Should the government give subsidies for the use of fertilizers? The "Chicago Tradition" of Development (a categorisation not well accepted among the participants) starts from the presumption that farmers are rational profit maximisers, so subsidies will distort fertilizer use away from optimal levels (for those that were there, the kind of models we analyzed in Arcand's Development class last semester). On the other hand, many agricultural experts see the use of modern inputs, in particular fertilizer, as key to agricultural productivity. Pointing to the strong relationship between fertilizer use and yields in test plots, they argue that fertilizer generates high returns and that dramatic growth in agricultural yields in Asia and the stagnation of yields in Africa can largely be explained by the use of fertilizer in the former.
The answer of Kremer and friends is different. In previous studies they have observed that African farmers know that fertilizers are good and productive, but still they usually don't use them, even when expected returns can be as high as 70%. Why? Because people can be irrational!! The authors build a model where farmers are allowed to be naive about their future preferences and biased towards present pleasure, resulting in the procrastination of investment decisions (in line with the studies on hyperbolic discout rates). The on-field tests of the model seem to corroborate the predictions.

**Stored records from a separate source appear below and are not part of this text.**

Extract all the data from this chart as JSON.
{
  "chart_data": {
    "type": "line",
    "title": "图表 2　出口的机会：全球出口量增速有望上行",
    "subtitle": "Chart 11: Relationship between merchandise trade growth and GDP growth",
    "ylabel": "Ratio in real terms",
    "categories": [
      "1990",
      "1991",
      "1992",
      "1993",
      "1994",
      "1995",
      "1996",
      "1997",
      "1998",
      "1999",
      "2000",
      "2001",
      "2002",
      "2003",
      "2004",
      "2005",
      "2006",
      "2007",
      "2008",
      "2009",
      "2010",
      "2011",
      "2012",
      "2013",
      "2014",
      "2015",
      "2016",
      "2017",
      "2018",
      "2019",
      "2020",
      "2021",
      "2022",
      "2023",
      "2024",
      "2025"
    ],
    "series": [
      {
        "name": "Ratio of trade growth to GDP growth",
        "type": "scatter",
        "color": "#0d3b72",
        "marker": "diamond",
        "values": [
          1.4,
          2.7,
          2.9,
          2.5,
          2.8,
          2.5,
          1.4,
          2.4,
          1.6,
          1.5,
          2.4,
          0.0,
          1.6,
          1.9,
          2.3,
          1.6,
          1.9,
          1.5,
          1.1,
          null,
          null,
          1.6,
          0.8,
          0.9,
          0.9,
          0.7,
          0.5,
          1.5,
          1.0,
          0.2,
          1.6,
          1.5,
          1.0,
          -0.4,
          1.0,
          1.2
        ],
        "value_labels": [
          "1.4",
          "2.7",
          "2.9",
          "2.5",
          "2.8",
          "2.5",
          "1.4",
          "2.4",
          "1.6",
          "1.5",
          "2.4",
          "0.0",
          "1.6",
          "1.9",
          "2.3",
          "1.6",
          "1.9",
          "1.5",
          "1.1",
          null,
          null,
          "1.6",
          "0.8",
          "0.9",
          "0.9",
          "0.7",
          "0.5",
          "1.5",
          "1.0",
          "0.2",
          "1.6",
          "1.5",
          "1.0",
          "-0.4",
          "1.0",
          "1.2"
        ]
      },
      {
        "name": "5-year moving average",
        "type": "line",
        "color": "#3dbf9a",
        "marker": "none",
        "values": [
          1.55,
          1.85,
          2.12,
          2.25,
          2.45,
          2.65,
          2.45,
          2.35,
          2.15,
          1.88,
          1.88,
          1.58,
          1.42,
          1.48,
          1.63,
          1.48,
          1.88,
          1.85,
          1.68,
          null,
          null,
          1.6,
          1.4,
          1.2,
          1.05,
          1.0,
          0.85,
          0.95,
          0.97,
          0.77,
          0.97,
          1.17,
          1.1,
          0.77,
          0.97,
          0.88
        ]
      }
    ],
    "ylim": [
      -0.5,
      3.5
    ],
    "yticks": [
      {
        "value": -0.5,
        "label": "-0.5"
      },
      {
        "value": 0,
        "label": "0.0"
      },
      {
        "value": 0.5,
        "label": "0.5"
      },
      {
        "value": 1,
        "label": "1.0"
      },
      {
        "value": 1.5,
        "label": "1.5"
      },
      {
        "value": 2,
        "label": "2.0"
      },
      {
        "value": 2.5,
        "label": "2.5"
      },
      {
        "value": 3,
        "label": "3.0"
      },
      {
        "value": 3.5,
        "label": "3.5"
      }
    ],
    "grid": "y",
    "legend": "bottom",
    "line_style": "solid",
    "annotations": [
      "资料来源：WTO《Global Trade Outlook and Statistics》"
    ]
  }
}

So, which policy to follow? Consistent with the model, the efficient allocation under subsidies is more a matter of when, rather than how much. A small time-limited reduction in the cost of purchasing fertilizer at the time of harvest induces substantial increases in fertilizer use, as much as considerably larger price cuts later in the season. Such small early discounts could help present-biased farmers commit to fertilizer use without substantially distorting decisions of non-procrastinating farmers and incurring other costs of heavy subsidies. In joint work with a Kenya based NGO, they evaluate the impact of this kind of policy, and find strong supportive evidence.
So the problem is not being irrational, but how to give the right incentives for productive craziness. A modern Praise to the Folly!